Mrs. Chatterjee Vs Norway On Netflix Review: Rani Mukerji Puts the Ma in Melodrama

Team FC

You know how some inspired-by-real-events movies are so sharp and compelling that, as a viewer, you stop caring about the authenticity – the creative licences – of the narrative?There are plenty of modern-day examples: Spotlight (2015), Talvar (2015), Neerja (2016) and most recently, Trial by Fire (2023).

Mrs. Chatterjee Vs Norway, directed by Ashima Chibber, is certainly not that film. In fact, it’s the exact opposite – the film is so loud and overstated that, as a viewer, you stop caring about the creative concessions of the narrative.The research (or lack of it) doesn’t really matter anymore.

Mrs. Chatterjee Vs Norway is based on a book called ‘The Journey of a Mother’ by Sagarika Chakraborty, an Indian immigrant whose children were taken by the Norwegian Child Welfare Services (Barnevernet) in 2011 on grounds of improper treatment. The woman’s agonising two-year journey is the subject of this film.

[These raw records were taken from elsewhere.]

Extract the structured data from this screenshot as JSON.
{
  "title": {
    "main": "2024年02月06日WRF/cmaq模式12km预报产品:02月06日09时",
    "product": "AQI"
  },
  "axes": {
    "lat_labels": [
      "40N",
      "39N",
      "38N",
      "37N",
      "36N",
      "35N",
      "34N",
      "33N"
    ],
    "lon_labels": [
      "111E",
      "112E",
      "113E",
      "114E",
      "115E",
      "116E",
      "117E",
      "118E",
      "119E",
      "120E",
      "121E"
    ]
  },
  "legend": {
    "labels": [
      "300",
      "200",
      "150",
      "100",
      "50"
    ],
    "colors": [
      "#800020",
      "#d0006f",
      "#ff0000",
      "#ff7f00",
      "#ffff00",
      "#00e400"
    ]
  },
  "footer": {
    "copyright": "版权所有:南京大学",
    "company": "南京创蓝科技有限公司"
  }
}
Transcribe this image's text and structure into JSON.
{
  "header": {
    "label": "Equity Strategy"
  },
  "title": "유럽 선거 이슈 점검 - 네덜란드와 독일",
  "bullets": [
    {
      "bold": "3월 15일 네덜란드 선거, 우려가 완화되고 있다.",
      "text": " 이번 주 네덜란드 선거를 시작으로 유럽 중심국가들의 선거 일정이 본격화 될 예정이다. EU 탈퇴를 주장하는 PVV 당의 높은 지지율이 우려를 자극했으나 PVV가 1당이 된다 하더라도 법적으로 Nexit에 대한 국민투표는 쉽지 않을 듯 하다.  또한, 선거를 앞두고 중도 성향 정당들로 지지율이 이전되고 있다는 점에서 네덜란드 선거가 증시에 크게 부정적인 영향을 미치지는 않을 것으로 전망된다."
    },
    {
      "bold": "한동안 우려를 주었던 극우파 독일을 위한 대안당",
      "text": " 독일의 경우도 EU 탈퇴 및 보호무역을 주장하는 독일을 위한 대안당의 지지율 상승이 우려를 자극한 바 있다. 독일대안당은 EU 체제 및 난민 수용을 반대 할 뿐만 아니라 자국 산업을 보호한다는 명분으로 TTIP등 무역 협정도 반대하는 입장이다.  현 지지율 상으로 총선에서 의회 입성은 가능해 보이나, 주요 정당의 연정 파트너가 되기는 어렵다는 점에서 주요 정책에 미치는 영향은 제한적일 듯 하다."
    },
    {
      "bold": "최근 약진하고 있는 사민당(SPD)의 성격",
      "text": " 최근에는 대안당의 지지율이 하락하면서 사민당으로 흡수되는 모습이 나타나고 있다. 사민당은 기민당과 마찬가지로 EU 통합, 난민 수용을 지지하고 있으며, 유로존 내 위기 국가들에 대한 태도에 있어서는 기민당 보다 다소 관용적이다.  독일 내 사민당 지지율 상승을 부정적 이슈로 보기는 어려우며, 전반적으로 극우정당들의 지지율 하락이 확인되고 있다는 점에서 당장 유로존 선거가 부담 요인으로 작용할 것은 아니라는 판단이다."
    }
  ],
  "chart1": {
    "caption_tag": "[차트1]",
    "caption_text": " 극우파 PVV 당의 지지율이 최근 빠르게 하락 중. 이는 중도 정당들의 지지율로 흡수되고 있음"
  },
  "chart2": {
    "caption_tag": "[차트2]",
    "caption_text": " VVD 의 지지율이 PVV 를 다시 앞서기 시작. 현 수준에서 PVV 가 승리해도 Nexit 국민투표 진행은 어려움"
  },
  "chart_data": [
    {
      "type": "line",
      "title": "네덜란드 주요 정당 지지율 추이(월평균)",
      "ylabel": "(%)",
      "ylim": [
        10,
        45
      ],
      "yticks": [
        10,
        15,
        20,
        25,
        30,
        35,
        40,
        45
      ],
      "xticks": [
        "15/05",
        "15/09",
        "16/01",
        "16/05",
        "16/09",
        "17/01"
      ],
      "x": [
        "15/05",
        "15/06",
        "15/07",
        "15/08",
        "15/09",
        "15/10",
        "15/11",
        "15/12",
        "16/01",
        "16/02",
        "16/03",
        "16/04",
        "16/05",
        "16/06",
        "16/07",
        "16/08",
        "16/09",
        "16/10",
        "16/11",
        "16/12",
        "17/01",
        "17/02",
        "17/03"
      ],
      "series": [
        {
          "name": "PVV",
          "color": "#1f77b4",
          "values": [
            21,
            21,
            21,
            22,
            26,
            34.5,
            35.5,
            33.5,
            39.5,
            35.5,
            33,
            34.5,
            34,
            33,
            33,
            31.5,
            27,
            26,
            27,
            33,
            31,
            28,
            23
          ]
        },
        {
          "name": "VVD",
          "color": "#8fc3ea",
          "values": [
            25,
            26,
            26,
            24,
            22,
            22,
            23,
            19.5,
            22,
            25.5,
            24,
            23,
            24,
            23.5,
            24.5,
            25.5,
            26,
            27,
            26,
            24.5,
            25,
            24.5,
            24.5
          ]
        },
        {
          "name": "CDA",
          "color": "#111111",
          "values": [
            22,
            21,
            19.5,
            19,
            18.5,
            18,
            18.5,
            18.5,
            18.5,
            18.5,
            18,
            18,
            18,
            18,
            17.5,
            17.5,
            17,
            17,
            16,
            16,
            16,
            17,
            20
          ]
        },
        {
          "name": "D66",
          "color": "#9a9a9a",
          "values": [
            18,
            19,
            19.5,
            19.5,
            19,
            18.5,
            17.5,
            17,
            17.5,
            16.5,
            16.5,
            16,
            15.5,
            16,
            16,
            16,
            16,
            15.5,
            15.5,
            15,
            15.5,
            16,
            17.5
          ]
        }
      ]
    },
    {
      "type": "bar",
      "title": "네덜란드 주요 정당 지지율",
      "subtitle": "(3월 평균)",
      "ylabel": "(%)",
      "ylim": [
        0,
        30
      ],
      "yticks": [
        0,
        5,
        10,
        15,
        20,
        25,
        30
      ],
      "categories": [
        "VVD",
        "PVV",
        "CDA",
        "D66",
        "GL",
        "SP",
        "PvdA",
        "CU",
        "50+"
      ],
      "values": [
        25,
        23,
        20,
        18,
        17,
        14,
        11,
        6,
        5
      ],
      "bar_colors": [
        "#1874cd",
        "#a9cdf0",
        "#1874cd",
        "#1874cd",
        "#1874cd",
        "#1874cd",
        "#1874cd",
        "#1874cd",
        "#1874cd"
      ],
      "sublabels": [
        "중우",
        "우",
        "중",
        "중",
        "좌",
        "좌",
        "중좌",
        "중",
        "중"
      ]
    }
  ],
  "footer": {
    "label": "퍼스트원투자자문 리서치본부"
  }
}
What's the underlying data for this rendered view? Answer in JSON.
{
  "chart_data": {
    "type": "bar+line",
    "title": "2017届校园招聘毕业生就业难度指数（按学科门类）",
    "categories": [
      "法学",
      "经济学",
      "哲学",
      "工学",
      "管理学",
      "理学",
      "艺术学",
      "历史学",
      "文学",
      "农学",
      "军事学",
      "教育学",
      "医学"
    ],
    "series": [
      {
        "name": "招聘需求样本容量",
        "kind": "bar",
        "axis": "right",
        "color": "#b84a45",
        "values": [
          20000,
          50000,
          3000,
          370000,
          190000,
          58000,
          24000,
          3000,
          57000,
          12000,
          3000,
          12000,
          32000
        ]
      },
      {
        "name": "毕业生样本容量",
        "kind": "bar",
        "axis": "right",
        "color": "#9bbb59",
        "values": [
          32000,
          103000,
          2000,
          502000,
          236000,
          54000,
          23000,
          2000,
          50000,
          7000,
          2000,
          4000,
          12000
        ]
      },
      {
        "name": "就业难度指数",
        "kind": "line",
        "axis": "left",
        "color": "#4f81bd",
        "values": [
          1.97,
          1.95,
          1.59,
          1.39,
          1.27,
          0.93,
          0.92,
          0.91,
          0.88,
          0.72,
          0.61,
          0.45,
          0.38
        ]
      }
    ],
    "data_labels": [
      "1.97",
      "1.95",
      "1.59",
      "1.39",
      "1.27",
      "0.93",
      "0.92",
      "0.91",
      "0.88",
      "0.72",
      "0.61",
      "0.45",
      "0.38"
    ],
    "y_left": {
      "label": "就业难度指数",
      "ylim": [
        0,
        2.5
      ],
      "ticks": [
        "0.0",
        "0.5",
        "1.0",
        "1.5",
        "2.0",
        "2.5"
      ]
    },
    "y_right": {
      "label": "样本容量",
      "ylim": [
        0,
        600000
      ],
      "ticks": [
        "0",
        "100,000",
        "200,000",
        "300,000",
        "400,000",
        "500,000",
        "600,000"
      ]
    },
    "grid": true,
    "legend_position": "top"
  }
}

This film is intent on suggesting that a mother’s love must reflect the love for the motherland – no matter how noisy and stubborn, both cannot be questioned. (The national anthem makes a cameo towards the end, if you’re wondering.) It’s a blindly passionate stance rather than a dispassionate one.

At the centre of this high-pitched mess is Mukerji’s role.She spends much of the film breaking down, being duped, or arriving with a hopeful smile seconds before being duped. In other words, the film condescends on Debika. It doesn’t help that Mukerji’s performance feels like a part of the deafening background score. Her use of language is particularly jarring.

Mrs. Chatterjee Vs Norway paints itself into a corner and becomes a prime candidate for cinematic deportation. It’s hard to go wrong with a mother’s fight for justice, yet the movie does such a hamfisted job that I cringe-watched most of it.